エピンは彼女を揺すったが、全く起きる気配がない。
結婚に驚くにしても、アリアは両手足も目も失ってないはずなのに…………
「起、き………きて?」
「………………」
「…………もう、さす………流石、がに…………話す、の…………疲れ…………つ、かれ、た。」
「………………」
「床………掃………除、した…ばっか…………だから、どい、て……!」
「………………」
完全にぐったりし、気を失っている成人を、人形で運ぶのは、バランスが取れないため危険過ぎる。
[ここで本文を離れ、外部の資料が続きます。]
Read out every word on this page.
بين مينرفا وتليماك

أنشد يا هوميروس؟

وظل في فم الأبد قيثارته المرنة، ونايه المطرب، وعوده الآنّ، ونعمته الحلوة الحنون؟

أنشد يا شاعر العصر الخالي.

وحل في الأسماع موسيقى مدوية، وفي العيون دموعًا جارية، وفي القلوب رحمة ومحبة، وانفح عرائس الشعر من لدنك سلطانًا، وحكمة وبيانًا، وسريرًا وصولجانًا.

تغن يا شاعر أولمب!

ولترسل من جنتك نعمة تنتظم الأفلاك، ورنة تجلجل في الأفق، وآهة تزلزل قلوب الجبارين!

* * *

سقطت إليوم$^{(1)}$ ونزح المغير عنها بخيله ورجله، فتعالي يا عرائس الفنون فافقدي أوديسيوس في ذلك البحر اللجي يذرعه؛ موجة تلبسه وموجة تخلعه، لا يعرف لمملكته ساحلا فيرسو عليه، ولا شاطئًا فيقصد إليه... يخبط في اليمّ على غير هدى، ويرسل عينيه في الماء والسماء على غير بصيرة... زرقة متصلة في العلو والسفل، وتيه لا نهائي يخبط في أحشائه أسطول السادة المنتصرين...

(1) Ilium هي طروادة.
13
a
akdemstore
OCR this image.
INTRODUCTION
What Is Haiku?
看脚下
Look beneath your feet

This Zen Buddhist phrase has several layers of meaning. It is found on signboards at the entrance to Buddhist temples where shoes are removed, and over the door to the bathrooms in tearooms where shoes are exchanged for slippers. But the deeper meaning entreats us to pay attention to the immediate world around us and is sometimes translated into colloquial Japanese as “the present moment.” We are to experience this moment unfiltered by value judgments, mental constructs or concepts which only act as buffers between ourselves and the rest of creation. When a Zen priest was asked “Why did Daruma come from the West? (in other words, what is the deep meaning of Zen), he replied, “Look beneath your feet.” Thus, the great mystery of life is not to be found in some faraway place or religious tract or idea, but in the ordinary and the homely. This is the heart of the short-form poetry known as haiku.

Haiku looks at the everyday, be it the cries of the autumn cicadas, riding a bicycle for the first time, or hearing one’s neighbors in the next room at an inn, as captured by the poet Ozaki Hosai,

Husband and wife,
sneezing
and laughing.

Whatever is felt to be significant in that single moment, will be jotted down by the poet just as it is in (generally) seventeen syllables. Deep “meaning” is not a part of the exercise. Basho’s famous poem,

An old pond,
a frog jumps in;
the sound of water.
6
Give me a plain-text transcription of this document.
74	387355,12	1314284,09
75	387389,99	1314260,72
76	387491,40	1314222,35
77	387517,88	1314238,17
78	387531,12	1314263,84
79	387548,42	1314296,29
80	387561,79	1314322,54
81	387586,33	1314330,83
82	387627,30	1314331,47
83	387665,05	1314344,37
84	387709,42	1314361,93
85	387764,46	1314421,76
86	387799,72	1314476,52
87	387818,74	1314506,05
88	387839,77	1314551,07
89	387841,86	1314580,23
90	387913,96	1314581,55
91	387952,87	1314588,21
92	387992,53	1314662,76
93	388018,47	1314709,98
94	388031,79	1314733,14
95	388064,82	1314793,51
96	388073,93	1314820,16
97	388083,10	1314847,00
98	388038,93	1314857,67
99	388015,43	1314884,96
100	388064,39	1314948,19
仕方がないので、エピンはアリサを持ち上げようとした。
しかし………彼の腕力は子供並み。
彼女を持ち上げることはできなかった。
体力も会話も酷いものだが、力に至っては見ていられないほどの有様である。
エピンは、運動することを母から禁じられていたせいで、運動する習慣がない。
それに、隣にはいつも頼れる、身体能力抜群の従者がいた。
足を失う前から、体を人形で補助することが当たり前だった彼の身体能力は、女性一人どころか、日常生活に支障をきたしてしまうほど。
エピンは、できることがなくなってしまった。
彼は、困り果てる。
とりあえず敵意はなくなったようだし、また翌日考えよう。
申し訳ないが、アリサには板の間で寝てもらうことになりそうだ。
「おはようございます。」
「アリア、起きたんだね。熱は………下がってる。とりあえず、朝ごはんにしようか。」
「………………」
「あ、もしかして、あんまり食欲ない?」
「いいえ、お腹はすごく空いてます…………けど、一つだけ言いたいことがあって。」
「何、かな。」
アリアは、エティノアンヌを………つぶらな瞳でじっと見つめた。
しかし次の瞬間、アリアは心配と怒りを混ぜたような顔で、ノアを睨みつける。
「ノア、もしかして外出しました?」
「えっ、してないよ。なんで?」
「家具や服の配置、私が倒れる前と、多分全く同じです。」
「それがどうかしたの?」
「全く同じなんですよ?机の上に置いてある、爪切りとのど飴も………、全く動いていないように見えるんですよね。ノアなら、爪切りくらい一日経てばしまうだろうし、のど飴だって、ベタつくのが嫌だから冷蔵庫に戻すはず。」
「…………な、なんか今日は、アリアが怖い。雪でも降るのかも。」
「こののど飴、まだ袋がひんやりしてる。私が起きる前に全く同じ位置に戻したのか…………」
「どうしたの、そんなに私を見て。私の顔に何かついているの、かな?」
「ノア、外出しましたよね…………?」
「そんな………熱を出した君を、一人にしておくわけない。」